Auf den - zum Glück - halbwegs diskreten Gang durch die Ladenpassage, vorbei an Kunden und Geschäftskollegen zu diesem - zum Glück - Wagen, der nicht als Polizeifahrzeug zu erkennen war, folgte die Schikane. Handschellen. Vorwurfsvolle Blicke. Und immer wieder diese Frage: "Wollen Sie's nicht lieber gleich zugeben?" - "Bleiben Sie ruhig", auch dieser Satz fiel oft. Eine Provokation. Denn ich war ruhig. Nahm einfach nur wahr, und das sehr genau. Eine Kriegserklärung, schon allein der Ton der Anweisungen, als wir schließlich im Präsidium waren: "Geben Sie den Rucksack ab, die Schlüssel, gehen Sie links, rechts, geradeaus." Kriege eskalieren, wenn die Gegenseite zurückschießt. Nur kurzfristig, als ich in diese Zelle kam, die sonst wohl eher der Ausnüchterung dient, konnte ich es mir nicht verkneifen, ebenfalls im Militärton zu sprechen: "Schuhe korrekt neben die Tür gestellt?"

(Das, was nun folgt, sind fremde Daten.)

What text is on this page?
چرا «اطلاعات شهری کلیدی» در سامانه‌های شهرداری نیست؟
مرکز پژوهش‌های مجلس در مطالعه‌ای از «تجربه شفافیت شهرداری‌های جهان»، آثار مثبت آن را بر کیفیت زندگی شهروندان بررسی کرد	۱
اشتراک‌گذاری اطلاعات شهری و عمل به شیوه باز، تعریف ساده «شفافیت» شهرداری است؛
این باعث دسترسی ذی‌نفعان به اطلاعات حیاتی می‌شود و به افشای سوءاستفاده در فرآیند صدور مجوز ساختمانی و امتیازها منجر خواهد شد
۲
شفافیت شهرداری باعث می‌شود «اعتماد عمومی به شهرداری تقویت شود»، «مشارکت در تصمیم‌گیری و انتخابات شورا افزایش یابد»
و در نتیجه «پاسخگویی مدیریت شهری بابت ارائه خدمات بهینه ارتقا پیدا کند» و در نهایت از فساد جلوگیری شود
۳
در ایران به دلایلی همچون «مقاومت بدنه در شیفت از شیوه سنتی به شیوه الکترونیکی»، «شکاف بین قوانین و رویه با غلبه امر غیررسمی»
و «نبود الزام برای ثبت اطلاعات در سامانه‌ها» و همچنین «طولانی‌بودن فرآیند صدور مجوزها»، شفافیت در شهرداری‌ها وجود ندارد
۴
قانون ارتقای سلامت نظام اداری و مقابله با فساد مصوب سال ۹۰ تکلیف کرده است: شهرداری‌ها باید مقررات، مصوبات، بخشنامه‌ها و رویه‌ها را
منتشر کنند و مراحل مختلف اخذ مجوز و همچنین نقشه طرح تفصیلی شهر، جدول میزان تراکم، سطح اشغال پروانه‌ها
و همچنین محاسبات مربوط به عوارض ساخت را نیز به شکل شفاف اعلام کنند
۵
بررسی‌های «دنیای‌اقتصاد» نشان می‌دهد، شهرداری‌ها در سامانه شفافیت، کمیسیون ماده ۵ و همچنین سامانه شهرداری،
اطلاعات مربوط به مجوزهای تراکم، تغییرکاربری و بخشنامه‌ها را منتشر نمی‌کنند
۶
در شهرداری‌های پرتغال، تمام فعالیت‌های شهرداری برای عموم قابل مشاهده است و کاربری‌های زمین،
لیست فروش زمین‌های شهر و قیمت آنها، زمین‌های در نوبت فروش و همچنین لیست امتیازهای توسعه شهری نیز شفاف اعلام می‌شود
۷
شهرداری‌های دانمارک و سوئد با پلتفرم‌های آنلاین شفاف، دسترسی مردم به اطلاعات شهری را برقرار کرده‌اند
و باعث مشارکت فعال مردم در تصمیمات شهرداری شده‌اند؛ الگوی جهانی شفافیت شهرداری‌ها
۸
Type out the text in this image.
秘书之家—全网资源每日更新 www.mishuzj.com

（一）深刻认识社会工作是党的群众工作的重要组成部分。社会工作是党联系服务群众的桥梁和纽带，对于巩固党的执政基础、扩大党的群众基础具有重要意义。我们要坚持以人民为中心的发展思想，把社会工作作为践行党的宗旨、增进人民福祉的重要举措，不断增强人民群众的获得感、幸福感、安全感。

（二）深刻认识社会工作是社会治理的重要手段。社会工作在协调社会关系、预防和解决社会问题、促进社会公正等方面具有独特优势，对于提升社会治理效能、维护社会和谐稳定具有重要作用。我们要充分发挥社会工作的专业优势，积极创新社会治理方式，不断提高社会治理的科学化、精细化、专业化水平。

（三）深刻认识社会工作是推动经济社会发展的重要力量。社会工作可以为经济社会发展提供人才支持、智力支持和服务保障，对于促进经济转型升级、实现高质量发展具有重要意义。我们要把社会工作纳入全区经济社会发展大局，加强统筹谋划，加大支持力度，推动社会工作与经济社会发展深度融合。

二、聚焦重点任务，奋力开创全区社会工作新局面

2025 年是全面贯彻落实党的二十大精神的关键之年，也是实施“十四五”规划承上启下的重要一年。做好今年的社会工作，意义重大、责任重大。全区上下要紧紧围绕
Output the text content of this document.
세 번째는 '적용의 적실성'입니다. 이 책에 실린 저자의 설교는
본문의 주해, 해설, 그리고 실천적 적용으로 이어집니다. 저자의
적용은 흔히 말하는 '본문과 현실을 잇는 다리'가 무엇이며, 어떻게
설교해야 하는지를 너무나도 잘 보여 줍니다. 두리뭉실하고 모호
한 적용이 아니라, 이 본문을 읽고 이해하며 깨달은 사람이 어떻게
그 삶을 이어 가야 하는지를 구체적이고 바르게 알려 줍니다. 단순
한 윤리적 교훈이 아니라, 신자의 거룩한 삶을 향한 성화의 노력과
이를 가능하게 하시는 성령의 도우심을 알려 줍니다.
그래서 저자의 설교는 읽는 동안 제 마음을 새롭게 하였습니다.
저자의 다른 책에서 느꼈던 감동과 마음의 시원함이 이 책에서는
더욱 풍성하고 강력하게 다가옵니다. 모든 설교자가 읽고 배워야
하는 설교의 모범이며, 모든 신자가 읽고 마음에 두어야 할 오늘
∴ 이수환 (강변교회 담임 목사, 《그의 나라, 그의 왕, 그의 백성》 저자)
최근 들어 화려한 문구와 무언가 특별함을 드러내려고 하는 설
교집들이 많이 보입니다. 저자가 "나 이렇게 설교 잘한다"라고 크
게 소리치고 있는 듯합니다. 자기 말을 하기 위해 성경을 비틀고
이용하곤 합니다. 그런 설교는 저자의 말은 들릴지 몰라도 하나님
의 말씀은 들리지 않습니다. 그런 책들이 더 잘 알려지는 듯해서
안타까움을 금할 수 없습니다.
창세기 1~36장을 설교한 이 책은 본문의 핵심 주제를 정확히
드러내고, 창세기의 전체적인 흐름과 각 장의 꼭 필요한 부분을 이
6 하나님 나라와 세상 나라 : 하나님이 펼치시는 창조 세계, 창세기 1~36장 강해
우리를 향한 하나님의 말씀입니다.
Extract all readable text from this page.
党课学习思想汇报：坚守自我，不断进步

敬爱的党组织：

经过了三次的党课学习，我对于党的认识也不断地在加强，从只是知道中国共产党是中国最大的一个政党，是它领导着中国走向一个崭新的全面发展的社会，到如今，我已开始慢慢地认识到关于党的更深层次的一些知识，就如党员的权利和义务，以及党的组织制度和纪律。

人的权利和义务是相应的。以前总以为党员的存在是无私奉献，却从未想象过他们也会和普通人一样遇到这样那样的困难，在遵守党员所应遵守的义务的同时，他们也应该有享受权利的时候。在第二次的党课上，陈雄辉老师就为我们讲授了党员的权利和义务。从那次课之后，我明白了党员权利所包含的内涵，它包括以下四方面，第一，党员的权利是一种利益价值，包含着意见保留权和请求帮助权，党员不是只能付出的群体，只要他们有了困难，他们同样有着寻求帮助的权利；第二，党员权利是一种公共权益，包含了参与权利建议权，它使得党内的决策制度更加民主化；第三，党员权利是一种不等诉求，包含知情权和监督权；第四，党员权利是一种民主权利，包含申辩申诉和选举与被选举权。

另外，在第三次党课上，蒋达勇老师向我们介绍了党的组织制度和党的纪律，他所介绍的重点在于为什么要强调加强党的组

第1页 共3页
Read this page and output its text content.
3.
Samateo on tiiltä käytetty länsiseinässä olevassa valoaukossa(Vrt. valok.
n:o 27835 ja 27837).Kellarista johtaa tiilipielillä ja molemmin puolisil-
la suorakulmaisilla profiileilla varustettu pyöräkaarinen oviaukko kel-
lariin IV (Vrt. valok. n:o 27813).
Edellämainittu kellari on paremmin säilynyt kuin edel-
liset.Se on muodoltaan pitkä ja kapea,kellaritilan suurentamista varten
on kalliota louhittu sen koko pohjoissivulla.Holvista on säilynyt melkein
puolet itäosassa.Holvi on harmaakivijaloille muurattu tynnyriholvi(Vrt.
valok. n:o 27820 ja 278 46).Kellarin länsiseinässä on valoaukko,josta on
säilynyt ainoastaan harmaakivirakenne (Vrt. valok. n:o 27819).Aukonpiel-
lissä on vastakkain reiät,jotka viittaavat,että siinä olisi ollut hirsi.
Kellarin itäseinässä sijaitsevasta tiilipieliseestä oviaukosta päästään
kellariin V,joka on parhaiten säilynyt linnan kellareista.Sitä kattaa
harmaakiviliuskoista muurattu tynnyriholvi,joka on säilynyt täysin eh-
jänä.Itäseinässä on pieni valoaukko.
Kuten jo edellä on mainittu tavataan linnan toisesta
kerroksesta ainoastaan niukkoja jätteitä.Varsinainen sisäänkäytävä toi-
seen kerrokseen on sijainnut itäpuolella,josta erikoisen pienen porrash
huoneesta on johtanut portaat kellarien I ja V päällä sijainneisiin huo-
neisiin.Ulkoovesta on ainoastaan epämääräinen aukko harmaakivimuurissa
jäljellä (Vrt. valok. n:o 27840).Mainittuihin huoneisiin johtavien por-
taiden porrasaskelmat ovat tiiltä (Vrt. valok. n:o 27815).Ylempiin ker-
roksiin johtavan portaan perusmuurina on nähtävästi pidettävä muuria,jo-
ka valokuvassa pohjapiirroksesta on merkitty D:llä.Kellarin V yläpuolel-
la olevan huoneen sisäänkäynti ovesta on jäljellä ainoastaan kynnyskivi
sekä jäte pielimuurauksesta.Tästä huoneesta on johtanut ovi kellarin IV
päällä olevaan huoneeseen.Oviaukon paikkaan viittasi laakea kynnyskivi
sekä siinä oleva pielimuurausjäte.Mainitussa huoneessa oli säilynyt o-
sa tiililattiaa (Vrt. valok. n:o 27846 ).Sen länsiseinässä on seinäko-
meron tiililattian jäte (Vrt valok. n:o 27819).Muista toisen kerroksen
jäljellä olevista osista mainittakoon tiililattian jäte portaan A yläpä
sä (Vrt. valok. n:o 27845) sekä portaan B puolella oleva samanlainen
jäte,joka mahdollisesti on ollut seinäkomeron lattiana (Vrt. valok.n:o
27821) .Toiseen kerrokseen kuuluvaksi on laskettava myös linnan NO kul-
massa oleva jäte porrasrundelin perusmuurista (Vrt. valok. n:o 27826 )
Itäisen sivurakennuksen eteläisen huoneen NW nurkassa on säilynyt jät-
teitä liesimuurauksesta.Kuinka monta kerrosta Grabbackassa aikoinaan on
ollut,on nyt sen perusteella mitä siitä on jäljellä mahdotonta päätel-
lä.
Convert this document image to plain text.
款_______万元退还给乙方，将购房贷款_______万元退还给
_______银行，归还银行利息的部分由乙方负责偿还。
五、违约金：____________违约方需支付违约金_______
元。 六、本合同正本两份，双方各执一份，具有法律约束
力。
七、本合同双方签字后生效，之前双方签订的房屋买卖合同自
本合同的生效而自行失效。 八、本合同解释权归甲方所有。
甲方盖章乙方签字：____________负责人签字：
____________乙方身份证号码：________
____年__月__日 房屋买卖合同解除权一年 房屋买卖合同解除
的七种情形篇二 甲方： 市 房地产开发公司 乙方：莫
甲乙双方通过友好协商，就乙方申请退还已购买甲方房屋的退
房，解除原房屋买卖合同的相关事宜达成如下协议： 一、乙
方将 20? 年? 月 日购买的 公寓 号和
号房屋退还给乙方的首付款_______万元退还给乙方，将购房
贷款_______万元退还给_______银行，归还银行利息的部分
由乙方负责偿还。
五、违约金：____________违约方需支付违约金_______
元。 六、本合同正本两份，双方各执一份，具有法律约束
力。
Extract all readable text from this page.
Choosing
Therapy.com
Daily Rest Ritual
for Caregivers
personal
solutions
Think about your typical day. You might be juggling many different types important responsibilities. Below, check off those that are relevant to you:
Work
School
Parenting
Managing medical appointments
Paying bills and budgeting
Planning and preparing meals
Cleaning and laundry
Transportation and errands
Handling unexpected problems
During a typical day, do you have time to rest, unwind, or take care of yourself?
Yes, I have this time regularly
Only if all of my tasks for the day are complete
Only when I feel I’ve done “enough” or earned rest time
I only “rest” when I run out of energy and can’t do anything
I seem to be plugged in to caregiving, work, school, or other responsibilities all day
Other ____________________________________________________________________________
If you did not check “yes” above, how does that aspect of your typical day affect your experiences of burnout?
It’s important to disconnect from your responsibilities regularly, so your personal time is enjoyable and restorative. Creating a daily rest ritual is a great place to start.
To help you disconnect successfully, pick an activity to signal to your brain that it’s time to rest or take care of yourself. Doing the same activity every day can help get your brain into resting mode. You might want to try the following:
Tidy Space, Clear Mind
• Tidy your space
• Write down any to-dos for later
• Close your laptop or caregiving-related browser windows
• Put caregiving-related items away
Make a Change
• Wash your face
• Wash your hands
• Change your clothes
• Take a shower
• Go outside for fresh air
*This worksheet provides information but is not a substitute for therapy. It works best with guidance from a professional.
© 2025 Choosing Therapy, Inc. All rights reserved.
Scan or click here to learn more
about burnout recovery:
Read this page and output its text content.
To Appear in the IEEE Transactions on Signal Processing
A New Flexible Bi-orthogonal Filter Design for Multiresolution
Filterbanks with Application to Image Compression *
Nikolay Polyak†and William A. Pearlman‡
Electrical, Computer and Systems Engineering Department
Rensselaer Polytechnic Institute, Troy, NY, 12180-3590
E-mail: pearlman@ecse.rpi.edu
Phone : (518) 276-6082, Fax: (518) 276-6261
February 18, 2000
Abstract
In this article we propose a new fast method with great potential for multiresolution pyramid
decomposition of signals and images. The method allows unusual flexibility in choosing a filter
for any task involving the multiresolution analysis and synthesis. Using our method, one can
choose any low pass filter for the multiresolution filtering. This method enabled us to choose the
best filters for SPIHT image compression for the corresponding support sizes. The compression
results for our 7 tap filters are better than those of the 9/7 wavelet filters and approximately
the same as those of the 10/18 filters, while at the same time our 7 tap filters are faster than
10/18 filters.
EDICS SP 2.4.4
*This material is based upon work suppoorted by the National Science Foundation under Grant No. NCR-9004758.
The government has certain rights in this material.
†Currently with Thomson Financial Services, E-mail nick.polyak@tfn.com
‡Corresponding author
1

In der Zelle fing ich dann zum ersten Mal an, zu hinterfragen. Wer konnte mir so was anhängen wollen? Ein Bewerber für noch unvermietete Ladenfläche in der Passage, ein Konkurrent? Mir fiel auch ein, was ich zwei Tage vorher in der Zeitung gelesen hatte: dass es in der Stadt einen neuen Polizeichef gab, einen, der sich vermehrt um Sexualdelikte kümmern wolle. Spekulationen, wie man sie sonst vom Krimigucken kennt: Konnte es sein, dass hier eine gezielte Kampagne auf polizeilichen Übereifer traf? Der Polizeibeamte, der mich dann zur Person befragte und Formulare ausfüllte, legte ein Foto auf den Tisch. Ich erkannte das Kind. Die Tochter einer Kundin, keine Stammkundin, höchstens alle paar Monate mal im Laden. Eine neutrale Info, das Foto - sonst nichts. Das Mädchen trägt keine Schuld. Schon gar nicht, seit ich weiß, dass es behindert ist. Schuld hat ein System, das so was zulässt: einen Menschen einsperren, ohne vorher belastendes gegen möglicherweise entlastendes Material abgewogen zu haben.

VIELES, WAS ICH IN DEN KNAPP DREI MONATEN NACH DER FESTNAHME ERLEBT HABE, WAR MENSCHENUNWÜRDIG.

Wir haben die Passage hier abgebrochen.